One of the first things Kirk Cousins will do after his record-breaking season ends, whether that happens Sunday at FedEx Field or at a later date, is travel to Nashville to record some music.

“The rumor is that [Redskins lineman] Tom Compton is coming to play drums,” said Kyle Schonewill, one of three members of the four-man, folk-rock band Midnight Pilot who went to Holland Christian High in Michigan with Cousins. “Tom’s going to play drums and Kirk will sing.”

With any luck, this year’s Cousins EP will be made available for public consumption. Last January, Cousins and his older brother, Kyle, provided vocals for six songs over two days in Nashville with the band, with each Cousins brother covering three songs.

“I think people would be shocked at how well Kirk can sing if they ever heard it,” said Schonewill, who met Cousins in middle school after Kirk’s family moved to Holland and has been one of his best friends ever since.

Schonewill and Cousins played basketball together starting in seventh grade. They were baseball and football teammates through high school, with Schonewill serving as one of Cousins’s wide receivers. They both also sang in the school choir.

After high school, Schonewill left Holland to pursue an audio engineering degree at Belmont University in Nashville, while Cousins went to Michigan State on a football scholarship. Evidence of the quarterback’s singing skills — Cousins called one video “major blackmail material” while serving as the color analyst for the 2013 Michigan State spring game for the Big Ten Network — remains on YouTube.

The friends kept in touch. Schonewill, who grew up a die-hard Michigan State fan, attended about five Spartans games every season during Cousins’s career in East Lansing, including a 37-31 win over Wisconsin on a last-second Hail Mary in 2011.

After Washington drafted Cousins in 2012, Schonewill, who was living in Nashville and touring with a band called Mikeschair, became a Redskins fan. Over the next four years, he traveled to several games a season to see his former high school teammate, staying at Cousins’s house for Redskins home games.

In October, Schonewill was at FedEx Field with his wife, Annika, and Kirk’s brother for the Redskins-Buccaneers game. Washington fell behind by 24 points in the second quarter before mounting the largest comeback in franchise history.

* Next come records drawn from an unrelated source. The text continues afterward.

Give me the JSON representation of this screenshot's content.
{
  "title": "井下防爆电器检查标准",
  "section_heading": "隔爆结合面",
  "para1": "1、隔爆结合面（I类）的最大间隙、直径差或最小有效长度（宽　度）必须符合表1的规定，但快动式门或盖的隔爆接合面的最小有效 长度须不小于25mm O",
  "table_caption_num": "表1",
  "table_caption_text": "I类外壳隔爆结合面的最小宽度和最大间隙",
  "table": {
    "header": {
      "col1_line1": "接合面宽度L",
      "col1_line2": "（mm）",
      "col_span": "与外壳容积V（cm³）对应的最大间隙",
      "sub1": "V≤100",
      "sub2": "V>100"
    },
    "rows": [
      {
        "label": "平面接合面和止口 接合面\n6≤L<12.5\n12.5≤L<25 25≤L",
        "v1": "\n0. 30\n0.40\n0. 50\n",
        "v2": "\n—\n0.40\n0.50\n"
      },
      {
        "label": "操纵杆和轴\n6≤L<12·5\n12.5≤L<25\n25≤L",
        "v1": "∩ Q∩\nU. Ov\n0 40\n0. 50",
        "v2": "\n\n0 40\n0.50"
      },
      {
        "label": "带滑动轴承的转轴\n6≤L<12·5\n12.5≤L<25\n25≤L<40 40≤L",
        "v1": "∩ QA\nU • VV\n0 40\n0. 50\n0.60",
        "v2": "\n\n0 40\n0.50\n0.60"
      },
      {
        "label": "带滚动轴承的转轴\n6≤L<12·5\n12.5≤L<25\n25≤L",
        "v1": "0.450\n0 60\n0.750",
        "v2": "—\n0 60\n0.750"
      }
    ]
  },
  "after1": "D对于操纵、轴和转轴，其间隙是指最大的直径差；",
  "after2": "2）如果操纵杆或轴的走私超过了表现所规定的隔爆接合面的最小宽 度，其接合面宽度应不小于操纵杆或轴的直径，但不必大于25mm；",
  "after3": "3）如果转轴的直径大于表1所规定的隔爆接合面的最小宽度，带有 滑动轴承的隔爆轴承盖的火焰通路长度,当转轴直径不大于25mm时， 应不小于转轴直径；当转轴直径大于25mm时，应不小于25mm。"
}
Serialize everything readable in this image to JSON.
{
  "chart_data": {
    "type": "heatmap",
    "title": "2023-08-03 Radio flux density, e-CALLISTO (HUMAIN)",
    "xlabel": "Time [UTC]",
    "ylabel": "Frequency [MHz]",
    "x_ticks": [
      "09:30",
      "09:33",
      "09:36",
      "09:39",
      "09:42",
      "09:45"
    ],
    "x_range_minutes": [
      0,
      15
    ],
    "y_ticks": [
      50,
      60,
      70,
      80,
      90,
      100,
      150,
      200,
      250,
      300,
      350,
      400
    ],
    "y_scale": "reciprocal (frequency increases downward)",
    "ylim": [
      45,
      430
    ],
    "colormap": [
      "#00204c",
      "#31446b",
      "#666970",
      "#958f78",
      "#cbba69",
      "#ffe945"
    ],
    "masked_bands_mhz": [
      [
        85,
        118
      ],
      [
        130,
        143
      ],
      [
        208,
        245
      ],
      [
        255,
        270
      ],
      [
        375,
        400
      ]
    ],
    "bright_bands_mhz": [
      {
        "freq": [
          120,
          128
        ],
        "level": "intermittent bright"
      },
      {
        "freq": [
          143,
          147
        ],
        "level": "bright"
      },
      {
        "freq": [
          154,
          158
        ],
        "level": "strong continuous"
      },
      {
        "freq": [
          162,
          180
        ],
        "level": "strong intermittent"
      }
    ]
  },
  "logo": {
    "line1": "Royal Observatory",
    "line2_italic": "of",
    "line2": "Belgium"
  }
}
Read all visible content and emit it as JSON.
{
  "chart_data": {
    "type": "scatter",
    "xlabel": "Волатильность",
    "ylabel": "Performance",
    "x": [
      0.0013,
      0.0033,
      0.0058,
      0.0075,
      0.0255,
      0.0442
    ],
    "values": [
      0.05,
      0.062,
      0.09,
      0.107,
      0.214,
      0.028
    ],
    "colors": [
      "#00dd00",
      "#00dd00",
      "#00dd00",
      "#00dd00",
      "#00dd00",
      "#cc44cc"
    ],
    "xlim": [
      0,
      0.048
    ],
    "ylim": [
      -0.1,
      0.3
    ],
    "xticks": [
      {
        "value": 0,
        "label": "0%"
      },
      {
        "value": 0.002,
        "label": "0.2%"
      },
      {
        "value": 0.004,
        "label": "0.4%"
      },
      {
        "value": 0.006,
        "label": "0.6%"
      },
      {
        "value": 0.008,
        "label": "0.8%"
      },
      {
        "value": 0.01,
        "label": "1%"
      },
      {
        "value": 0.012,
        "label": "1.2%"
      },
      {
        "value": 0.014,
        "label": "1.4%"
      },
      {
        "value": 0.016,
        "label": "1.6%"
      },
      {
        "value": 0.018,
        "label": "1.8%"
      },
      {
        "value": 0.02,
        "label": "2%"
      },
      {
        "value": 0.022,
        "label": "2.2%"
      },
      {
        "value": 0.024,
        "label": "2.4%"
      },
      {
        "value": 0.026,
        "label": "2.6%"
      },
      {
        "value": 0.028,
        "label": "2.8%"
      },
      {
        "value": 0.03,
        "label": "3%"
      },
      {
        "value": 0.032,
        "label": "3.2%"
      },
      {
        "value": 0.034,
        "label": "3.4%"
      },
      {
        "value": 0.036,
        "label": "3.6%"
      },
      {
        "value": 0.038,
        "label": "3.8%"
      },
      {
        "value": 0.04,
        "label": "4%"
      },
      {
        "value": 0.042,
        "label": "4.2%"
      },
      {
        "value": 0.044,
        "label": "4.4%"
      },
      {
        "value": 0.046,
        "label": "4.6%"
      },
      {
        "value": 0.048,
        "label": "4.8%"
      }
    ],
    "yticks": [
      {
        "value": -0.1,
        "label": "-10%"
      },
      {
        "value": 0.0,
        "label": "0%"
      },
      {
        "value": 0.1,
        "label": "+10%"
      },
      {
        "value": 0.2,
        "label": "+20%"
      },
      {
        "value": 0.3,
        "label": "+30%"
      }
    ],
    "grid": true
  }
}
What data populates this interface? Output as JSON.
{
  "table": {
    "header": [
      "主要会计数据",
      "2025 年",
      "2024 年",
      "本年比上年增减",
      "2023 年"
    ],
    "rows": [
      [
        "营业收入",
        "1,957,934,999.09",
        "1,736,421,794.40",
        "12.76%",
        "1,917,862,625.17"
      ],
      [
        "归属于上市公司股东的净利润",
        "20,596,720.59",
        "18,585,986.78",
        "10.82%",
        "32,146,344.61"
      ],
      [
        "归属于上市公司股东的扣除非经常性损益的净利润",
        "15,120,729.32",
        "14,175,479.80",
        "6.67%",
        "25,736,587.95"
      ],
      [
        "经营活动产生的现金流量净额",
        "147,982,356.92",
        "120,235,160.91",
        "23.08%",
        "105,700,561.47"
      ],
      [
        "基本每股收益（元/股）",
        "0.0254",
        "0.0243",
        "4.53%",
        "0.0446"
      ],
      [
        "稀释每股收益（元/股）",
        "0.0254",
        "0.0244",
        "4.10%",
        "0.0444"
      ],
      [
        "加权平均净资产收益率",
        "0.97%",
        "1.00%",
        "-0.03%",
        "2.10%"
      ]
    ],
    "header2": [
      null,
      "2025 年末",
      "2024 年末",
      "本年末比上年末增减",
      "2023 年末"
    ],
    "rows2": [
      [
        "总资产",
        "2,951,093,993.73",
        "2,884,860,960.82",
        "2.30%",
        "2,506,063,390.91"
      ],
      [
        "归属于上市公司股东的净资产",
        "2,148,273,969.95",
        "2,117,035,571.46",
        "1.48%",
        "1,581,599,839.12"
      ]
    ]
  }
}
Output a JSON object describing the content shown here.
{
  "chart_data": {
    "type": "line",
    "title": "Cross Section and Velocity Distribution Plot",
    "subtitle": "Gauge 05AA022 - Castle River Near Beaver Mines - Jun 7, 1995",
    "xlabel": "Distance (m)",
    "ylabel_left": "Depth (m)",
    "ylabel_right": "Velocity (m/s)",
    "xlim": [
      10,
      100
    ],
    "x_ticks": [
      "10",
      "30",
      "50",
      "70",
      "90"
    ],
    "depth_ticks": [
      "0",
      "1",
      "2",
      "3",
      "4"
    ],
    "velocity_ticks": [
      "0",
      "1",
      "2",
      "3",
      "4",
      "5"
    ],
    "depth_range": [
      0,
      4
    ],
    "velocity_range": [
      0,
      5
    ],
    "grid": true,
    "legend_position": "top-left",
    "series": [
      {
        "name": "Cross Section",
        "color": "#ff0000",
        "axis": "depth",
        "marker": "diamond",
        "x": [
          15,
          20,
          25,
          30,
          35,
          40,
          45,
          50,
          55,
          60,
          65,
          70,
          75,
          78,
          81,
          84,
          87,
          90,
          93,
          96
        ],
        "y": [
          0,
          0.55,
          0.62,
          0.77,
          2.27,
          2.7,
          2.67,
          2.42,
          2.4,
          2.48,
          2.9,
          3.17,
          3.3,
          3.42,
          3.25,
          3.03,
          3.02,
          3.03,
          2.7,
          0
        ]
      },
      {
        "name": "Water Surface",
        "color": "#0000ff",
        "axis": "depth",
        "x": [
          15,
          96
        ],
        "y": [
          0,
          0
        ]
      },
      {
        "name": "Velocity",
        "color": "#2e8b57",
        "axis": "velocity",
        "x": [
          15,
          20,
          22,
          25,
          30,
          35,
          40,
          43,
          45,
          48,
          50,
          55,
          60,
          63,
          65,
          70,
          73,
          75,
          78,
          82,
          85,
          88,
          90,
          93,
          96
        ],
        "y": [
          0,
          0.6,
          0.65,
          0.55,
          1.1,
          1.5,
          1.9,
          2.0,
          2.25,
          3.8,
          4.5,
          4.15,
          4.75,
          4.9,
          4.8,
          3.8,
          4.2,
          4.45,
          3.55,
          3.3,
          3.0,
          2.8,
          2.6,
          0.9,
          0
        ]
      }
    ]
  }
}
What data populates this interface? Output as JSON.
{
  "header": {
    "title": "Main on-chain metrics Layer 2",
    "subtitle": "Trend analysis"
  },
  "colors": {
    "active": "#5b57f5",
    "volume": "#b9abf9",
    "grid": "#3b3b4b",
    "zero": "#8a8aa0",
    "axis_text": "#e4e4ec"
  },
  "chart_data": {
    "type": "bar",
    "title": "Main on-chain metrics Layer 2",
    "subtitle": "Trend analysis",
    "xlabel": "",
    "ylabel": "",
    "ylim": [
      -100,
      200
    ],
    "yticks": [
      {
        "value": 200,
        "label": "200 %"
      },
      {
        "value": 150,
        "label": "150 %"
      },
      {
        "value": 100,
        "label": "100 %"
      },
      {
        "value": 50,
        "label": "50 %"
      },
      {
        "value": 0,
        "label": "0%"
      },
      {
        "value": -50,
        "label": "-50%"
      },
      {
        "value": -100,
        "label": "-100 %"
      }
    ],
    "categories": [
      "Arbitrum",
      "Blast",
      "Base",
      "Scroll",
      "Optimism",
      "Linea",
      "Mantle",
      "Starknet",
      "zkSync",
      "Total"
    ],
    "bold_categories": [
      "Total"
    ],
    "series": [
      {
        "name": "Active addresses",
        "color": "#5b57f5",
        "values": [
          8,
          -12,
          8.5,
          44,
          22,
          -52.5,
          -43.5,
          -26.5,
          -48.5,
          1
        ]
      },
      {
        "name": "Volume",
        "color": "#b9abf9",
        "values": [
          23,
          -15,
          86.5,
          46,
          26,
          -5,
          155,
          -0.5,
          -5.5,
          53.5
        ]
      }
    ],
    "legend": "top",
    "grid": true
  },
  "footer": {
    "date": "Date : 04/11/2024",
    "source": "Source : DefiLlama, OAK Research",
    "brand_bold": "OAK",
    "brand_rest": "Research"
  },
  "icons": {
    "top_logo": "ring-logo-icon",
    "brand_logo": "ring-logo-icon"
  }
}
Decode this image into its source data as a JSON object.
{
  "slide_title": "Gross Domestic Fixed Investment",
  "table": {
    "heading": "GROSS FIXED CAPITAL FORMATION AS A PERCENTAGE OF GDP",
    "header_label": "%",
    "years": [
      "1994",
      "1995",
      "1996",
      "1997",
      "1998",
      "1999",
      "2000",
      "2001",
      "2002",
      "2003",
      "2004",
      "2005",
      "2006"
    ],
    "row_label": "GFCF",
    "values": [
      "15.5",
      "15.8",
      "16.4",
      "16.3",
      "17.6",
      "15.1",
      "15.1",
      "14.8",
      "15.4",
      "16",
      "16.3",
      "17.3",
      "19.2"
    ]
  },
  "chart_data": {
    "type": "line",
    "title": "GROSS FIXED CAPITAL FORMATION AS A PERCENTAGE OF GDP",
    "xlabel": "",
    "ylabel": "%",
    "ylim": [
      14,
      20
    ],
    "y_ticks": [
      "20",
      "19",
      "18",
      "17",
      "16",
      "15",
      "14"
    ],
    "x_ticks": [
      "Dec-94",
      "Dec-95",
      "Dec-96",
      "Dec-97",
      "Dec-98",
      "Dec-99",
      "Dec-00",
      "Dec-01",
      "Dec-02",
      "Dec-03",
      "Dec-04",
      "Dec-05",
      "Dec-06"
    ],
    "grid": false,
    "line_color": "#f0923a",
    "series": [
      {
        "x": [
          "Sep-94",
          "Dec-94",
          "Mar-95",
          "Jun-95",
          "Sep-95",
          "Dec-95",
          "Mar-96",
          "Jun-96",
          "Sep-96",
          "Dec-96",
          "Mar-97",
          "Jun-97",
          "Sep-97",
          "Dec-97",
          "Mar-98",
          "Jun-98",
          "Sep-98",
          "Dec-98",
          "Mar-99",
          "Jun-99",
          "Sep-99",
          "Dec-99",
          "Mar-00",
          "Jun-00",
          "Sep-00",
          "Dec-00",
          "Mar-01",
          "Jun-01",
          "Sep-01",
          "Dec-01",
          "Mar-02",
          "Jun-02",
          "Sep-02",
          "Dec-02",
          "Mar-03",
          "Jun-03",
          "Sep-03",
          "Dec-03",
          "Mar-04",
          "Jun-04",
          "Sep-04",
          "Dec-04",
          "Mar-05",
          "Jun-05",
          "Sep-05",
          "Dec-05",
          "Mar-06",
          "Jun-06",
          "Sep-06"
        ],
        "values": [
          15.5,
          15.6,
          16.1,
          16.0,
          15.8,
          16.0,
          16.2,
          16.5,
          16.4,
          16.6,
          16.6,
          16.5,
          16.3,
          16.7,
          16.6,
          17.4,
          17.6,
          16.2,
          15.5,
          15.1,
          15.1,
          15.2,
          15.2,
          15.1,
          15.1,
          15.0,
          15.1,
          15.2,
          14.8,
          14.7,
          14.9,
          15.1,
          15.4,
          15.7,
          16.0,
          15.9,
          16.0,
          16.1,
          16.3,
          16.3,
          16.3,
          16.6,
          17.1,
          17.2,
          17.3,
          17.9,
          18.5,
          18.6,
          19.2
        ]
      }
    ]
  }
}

Cousins gave Schonewill a game ball, which he later returned, as he left the field after the 31-30 win. In the tunnel en route to the locker room, Cousins shouted in the direction of Comcast SportsNet’s Tarik El-Bashir.

“You like that! You. Like. That!”

CSN posted a Vine of Cousins’s passionate cry and it quickly went viral. Schonewill’s phone started buzzing with mentions of the video and he didn’t yet understand why. When Schonewill and Kyle Cousins met Kirk after he emerged from the locker room, they asked him if he had said something.

“No, not too much,” Cousins replied.

Cousins had said enough.

By the time they got home from FedEx Field, “You like that!” had become a meme. The Vine, which has since looped more than 30 million times, was everywhere. Kirk’s mother-in-law suggested that Midnight Pilot should write a song about it, and so, when Schonewill returned to Nashville, that’s exactly what they did.

The arena rock-sounding “You Like That (Washington Redskins Tribute),” which sounds nothing like the band’s other tunes, took less than a day to write. It only features three magical words, repeated again and again. Cousins’s audio from the original Vine is included, edited perfectly in pitch.

“It just seemed so funny at the time,” Schonewill said. “We thought the cheer was funny, but we never thought it would be this big of a deal. Obviously, you know what happened. Kirk texted me a picture of the towels that they’re making for the playoff game.”

Schonewill, who will be at FedEx Field on Sunday, isn’t the least bit surprised by the Redskins’ success in Cousins’s first full season as the starter.

“The one thing I always say about Kirk is, going way back, he’s always had this unbelievable ability to connect with any person from any age, race, background — anything,” Schonewill said. “If you talk to him for 10 minutes in a one-on-one situation, he’ll make you feel special, even though he’s the NFL quarterback. It’s impossible to be on a team with him and not be drawn to him. He has a golden arm, sure, but he also has this natural leadership about him. Did we think they’d be making a playoff run? We certainly thought it was all possible, but that ability to connect with his teammates is what sets him apart. I think it’s a huge part of the culture change that people are talking about with the Redskins. There’s no dysfunction because he draws people together.”

Midnight Pilot, which includes Schonewill and his younger brother, Kris, fellow Holland Christian graduate Grant Geertsma and Dustin Wise, released a twelve-song, self-titled album in May. The band is planning to release a series of EPs in 2016, and while there are no definitive plans for another Redskins-themed song, they would love to write and record an original song with Cousins.

If that fails, perhaps they can release the 2015 Cousins EP.

“I’m going to work on [getting Cousins to let us release it],” Schonewill said with a laugh. “I’m going to wait until the season is over because there are obviously more important things coming up.”